How it really was?
When you have studied the ancient world almost all your life, you sometimes wonder if it’s all a fantasy. I don’t mean that I nurture delusions that the Colosseum might have been built by moon-men. But I do wonder how much we can really believe of what ancient writers tell us about their world. How good a guide are they to that seductively old-fashioned question: “What was it really like?”
This came home to me a few weeks ago when I visited the Forum in Rome. Taking a break from the Forum itself, I walked up the Roman road to the top of the Capitoline Hill, where the main temple of Jupiter once stood.
This is very much my territory. I am just now finishing my book on the ancient Roman ceremony of triumph (a couple of thousand words into the last chapter, if anyone’s following) and this is exactly the path once taken by the conquering general in his chariot, surrounded by the admiring cheering crowds, preceded by wagon-loads of booty and followed by his riotous soldiery.
Pull the other one, I found myself thinking.
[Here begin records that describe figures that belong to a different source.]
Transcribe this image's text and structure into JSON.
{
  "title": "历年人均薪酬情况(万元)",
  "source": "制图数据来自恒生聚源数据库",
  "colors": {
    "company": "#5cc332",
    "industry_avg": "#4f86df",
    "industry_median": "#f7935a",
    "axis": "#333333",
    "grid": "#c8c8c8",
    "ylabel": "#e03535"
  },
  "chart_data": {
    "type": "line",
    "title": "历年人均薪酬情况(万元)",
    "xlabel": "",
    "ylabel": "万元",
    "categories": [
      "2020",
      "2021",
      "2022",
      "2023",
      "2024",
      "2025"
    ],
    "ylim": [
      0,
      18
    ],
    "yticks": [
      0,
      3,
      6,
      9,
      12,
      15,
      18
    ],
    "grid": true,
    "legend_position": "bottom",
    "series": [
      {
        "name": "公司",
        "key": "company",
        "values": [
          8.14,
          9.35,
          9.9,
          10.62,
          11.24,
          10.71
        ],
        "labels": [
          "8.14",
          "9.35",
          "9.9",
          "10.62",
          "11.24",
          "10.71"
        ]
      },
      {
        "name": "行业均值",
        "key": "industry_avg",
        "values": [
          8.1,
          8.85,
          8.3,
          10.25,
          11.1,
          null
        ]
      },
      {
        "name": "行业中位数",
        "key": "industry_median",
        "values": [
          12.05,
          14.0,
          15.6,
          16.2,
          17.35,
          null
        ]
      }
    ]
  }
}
The gradient up to the Capitoline was tough, even on foot and even in pleasantly warm early summer weather (what on earth would it have been like in August?). How had I ever imagined that four un-shod ponies pulling an un-sprung two-wheeled chariot could have managed the climb up these steep slippery stones? Especially when the chariot carried not only the triumphant general himself, but his young children and a slave to boot – and when, to make matters more difficult, the general had his hands full not just with the reins, but with an ivory sceptre, a palm branch and a sprig of laurel. It just didn’t add up.
Some of my doubts I have discovered were shared by a marvellous nineteenth-century (and probably pseudonymous) Bavarian, Herr J. G. Ginzrot, who published a book in 1817 on “Carriages of the Greeks and Romans and other ancient peoples”. As an ex-Inspector of Carriage Building at the Bavarian Court” Ginzrot knew a thing or two about wheeled transport. He reckoned that the journey in a triumphal chariot would have been well-nigh impossible: the main passenger couldn’t sit down, and was standing directly over the axle for hours on end with no upholstery. Impossible for a Bavarian prince, at least.
No wonder that the down-to-earth emperor Vespasian -- the one whose death-bed quip was said to be “Damn, I think I ‘m turning into a god” – had a quip here too. After a particularly uncomfortable triumph celebrated late in life, he admitted, “I’ve got my come-uppance for being so stupid as to long for a triumph in my old age.” How on earth did HE make that final ascent to the Capitol?
And it’s not just the triumph. These problems of disbelief spread through a lot of ancient history if only you let them. A few issues back in the TLS, Peter Wiseman hinted at how impossible the standard story of Julius Caesar’s murder was. Do we really imagine that after they had done the deed, the conspirators hitched up their togas, brandished their swords and ran from the murder spot about half a kilometre to the Capitoline – the last stretch up the fierce gradient I’ve just been talking about.
I guess that studying the ancient world is all about squaring that circle – of working out how literally to take the evidence we have, and of balancing scepticism with gullibility. My guess, as far as the triumph is concerned, is that most occasions saw a slightly embarrassed general stepping down at the last lap and giving the chariot a speedy push up the hill, while his loyal Mum and Dad and a small posse of reluctant soldiers looked on. But all this was forgotten when the occasion was grandly written up in history books or commemorated in art.
As in our own world, the memory of ceremonies and pivotal events is always a trade-off between how it really was and how we would like it to have been. When they look back to Rome, there’s a nasty tendency among modern scholars to mistake the latter for the former.